Saat itu, Yasmin turun dari lantai
atas dan terkejut melihat Adriel yang berbaring di sofa.
"Dasar buta, bagaimana kamu bisa
masuk ke sini?"
Yasmin turun tanpa mengenakan sehelai
benang pun, awalnya kaget melihat ada pria asing di rumahnya.
Namun, begitu melihat bahwa itu
adalah Adriel si buta, Yasmin tidak peduli lagi. Dia berjalan dengan santai
tanpa merasa malu sedikit pun.
Yasmin benar-benar mewarisi gen
unggul
dari Ana, dengan fitur wajah yang
indah, kulit putih, dan tubuh tinggi semampai. Dadanya juga jauh lebih
mengesankan dibandingkan dengan teman-teman sebayanya.
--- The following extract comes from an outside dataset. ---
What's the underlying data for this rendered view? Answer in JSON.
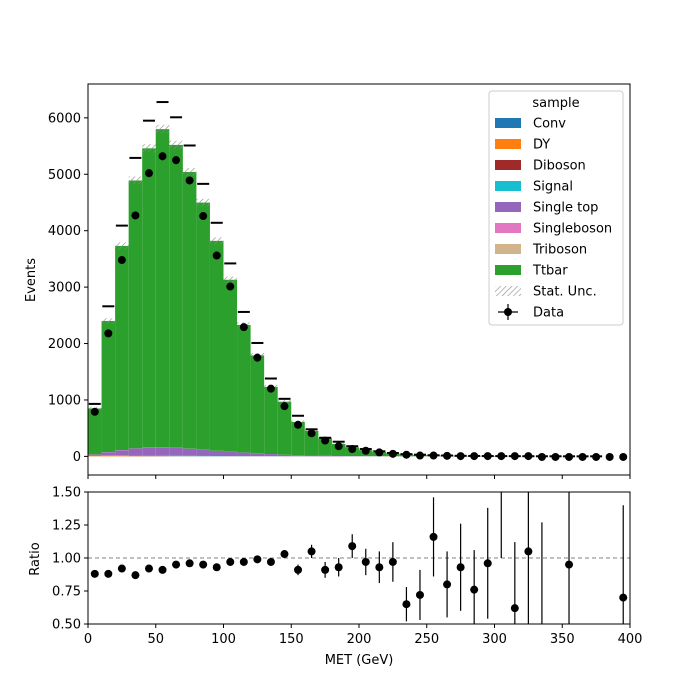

Tubuh Yasmin tinggi dan ramping,
terutama kakinya yang panjang dan lurus. Ini membuat siapa pun ingin menyentuh
dan merasakannya.
Latihan pencak silat yang rajin
membuat tubuhnya sangat proporsional, tanpa sedikit pun lemak berlebih,
ditambah lekukan yang sempurna.
"Dasar buta, apa yang kamu
lihat?"
Yasmin sadar bahwa Adriel menatapnya
tanpa berkedip. Pandangannya terasa aneh, tidak seperti orang buta.
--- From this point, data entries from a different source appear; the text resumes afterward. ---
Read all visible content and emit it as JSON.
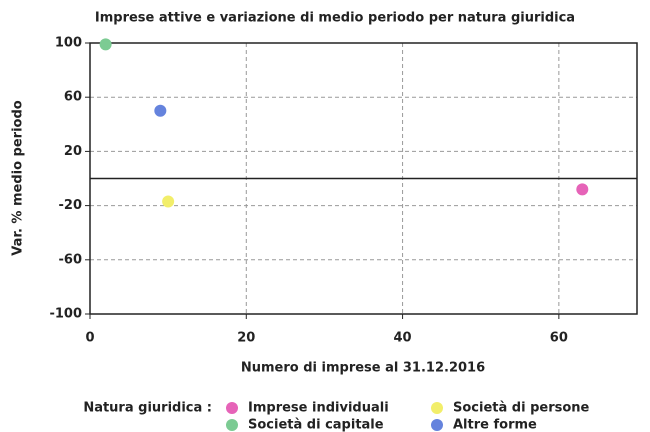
{
  "chart_data": {
    "type": "scatter",
    "title": "Imprese attive e variazione di medio periodo per natura giuridica",
    "x_label": "Numero di imprese al 31.12.2016",
    "y_label": "Var. % medio periodo",
    "legend_title": "Natura giuridica :",
    "series": [
      {
        "name": "Imprese individuali",
        "color": "#e663b8",
        "x": [
          63
        ],
        "y": [
          -8
        ]
      },
      {
        "name": "Società di persone",
        "color": "#f2ee6a",
        "x": [
          10
        ],
        "y": [
          -17
        ]
      },
      {
        "name": "Società di capitale",
        "color": "#7ccb93",
        "x": [
          2
        ],
        "y": [
          99
        ]
      },
      {
        "name": "Altre forme",
        "color": "#6583dd",
        "x": [
          9
        ],
        "y": [
          50
        ]
      }
    ],
    "xlim": [
      0,
      70
    ],
    "xticks": [
      0,
      20,
      40,
      60
    ],
    "ylim": [
      -100,
      100
    ],
    "yticks": [
      -100,
      -60,
      -20,
      20,
      60,
      100
    ],
    "reference_line": 0,
    "grid": true
  }
}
"Aku ingin melihat, tapi sayangnya
aku nggak bisa melihat apa pun sekarang karena ulahmu. Aku nggak tahu apakah
kamu sudah bertambah tinggi dalam dua tahun ini, dadamu membesar atau nggak,
apakah kamu tumbuh dengan baik," ujar Adriel.
Dia tetap berpura-pura buta.
Pemandangan seindah ini harus dinikmati!
"Baik atau nggaknya
pertumbuhanku itu bukan urusanmu. Sepertinya kamu gatal dan minta dipukul,
ya?" balas Yasmin.
Yasmin mengepalkan tangannya dan
tersenyum dingin. Dia melanjutkan perkataannya, "Setelah kamu kabur, nggak
ada lagi yang jadi samsak hidupku. Tanganku jadi gatal setelah melihat
pecundang sepertimu."
"Aku juga gatal," kata
Adriel sambil tersenyum lebar.
"Dasar nggak tahu malu. Hari ini
aku akan memukulmu sampai gigimu rontok!" ancam Yasmin.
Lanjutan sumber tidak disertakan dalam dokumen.